11-19-2015 03:06 PM
I have a dataset with Dates, a variable that defines what the value measures, and the value. I want to get the year-to-date standard deviation for each date. So i have something like this, and want to create this Std column...
Date Measure value std
jan01 Batch Payment 93 .
jan08 Batch Payment 128 24.64
jan15 Batch Payment 126 19.58
jan01 Cost per Claim 311
jan08 Cost per Claim 385 18.38
jan15 Cost per Claim 281 16.29
jan01 Pended Claims 22372
jan08 Pended Claims 18389 2816.41
jan15 Pended Claims 15869 3278.81
I tried using this...
data testing; set test2; retain count; by measure; if first.measure then count=1; else count=1+count; array std_weeks _temporary_; std_weeks[count]=value; if first.measure then std = .; else std = std(of std_weeks[*]); run;
Right now I have 46 weeks of data, I plan to read the max of count into a variable and use that variable in place of the 46. What I have there works for the first group of measure, but the next measure's std includes values from the previous measure (since the array is set to 46).
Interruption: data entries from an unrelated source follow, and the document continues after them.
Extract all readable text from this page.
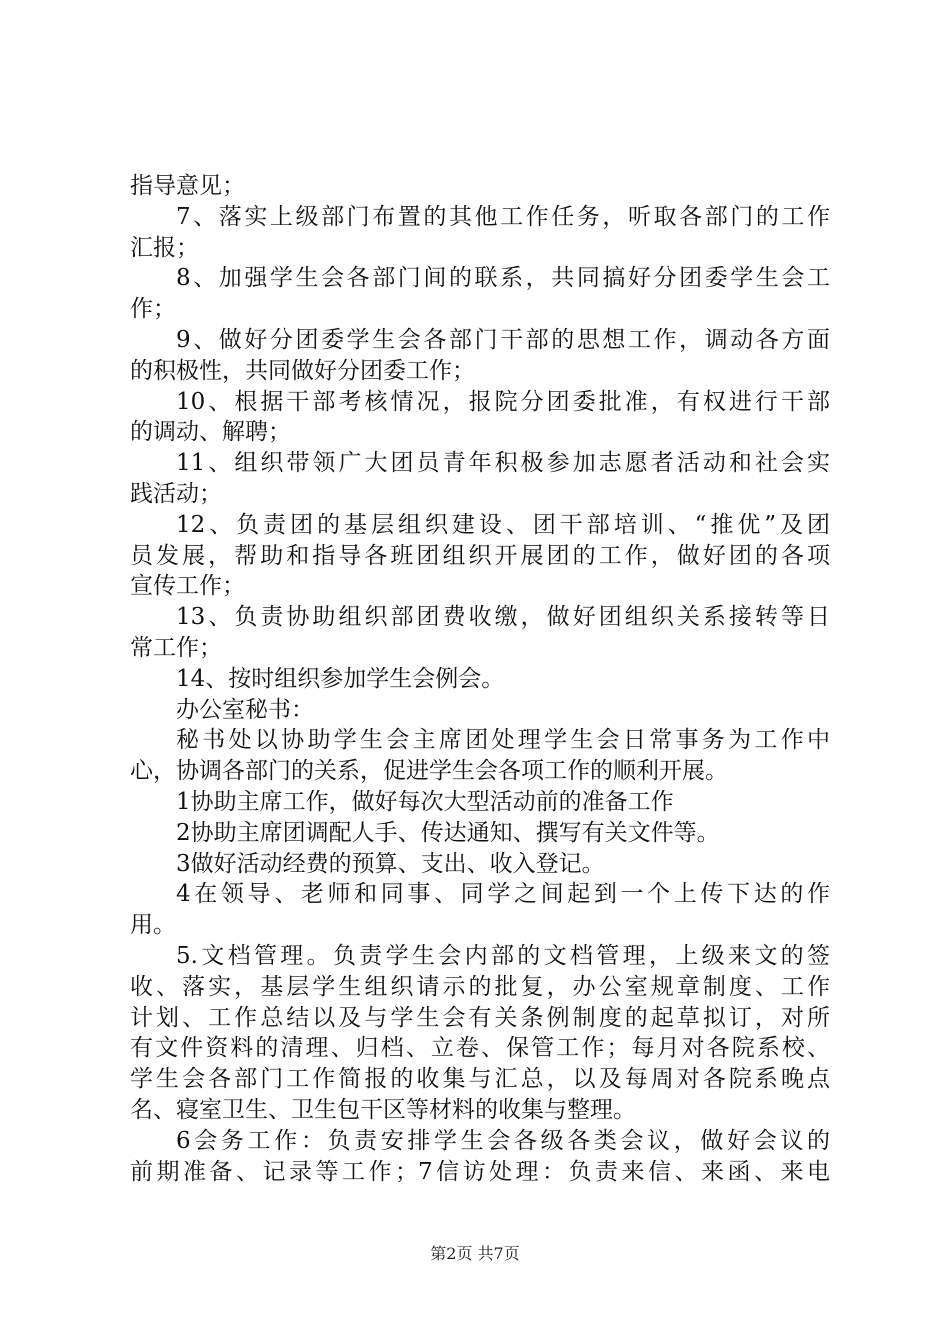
指导意见；
7、落实上级部门布置的其他工作任务，听取各部门的工作
汇报；
8、加强学生会各部门间的联系，共同搞好分团委学生会工
作；
9、做好分团委学生会各部门干部的思想工作，调动各方面
的积极性，共同做好分团委工作；
10、根据干部考核情况，报院分团委批准，有权进行干部
的调动、解聘；
11、组织带领广大团员青年积极参加志愿者活动和社会实
践活动；
12、负责团的基层组织建设、团干部培训、“推优”及团
员发展，帮助和指导各班团组织开展团的工作，做好团的各项
宣传工作；
13、负责协助组织部团费收缴，做好团组织关系接转等日
常工作；
14、按时组织参加学生会例会。
办公室秘书：
秘书处以协助学生会主席团处理学生会日常事务为工作中
心，协调各部门的关系，促进学生会各项工作的顺利开展。
1协助主席工作，做好每次大型活动前的准备工作
2协助主席团调配人手、传达通知、撰写有关文件等。
3做好活动经费的预算、支出、收入登记。
4在领导、老师和同事、同学之间起到一个上传下达的作
用。
5.文档管理。负责学生会内部的文档管理，上级来文的签
收、落实，基层学生组织请示的批复，办公室规章制度、工作
计划、工作总结以及与学生会有关条例制度的起草拟订，对所
有文件资料的清理、归档、立卷、保管工作；每月对各院系校、
学生会各部门工作简报的收集与汇总，以及每周对各院系晚点
名、寝室卫生、卫生包干区等材料的收集与整理。
6会务工作：负责安排学生会各级各类会议，做好会议的
前期准备、记录等工作；7信访处理：负责来信、来函、来电
第2页 共7页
Can I make this work with arrays? Is there another way to achieve the desired result?
11-19-2015 03:11 PM
11-19-2015 03:34 PM
Here's another approach, just in case this appeals to you more.
If you wanted the mean instead of the standard deviation, you could just keep running SUM and running COUNT. Then on each observation divide to get the mean. Of course, you would have to re-set the running SUM and running COUNT each time you hit a new MEASURE ... but you're already doing that for the COUNT.
Similarly, standard deviation can be expressed as a function of the running SUM, running COUNT, and running SUM OF SQUARED VALUES. By applying that sort of a formula, you would never have to worry about how many array elements you need.
11-19-2015 04:32 PM
The sort of formula @Astounding is referring to would work like this:
data testing; set test2; by measure; if first.measure then do; n=0; sx=0; sx2=0; end; if not missing(value) then do; sx + value; sx2 + value*value; n + 1; if n>1 then std = sqrt((sx2-sx*sx/n)/(n-1)); end; drop n sx sx2; run;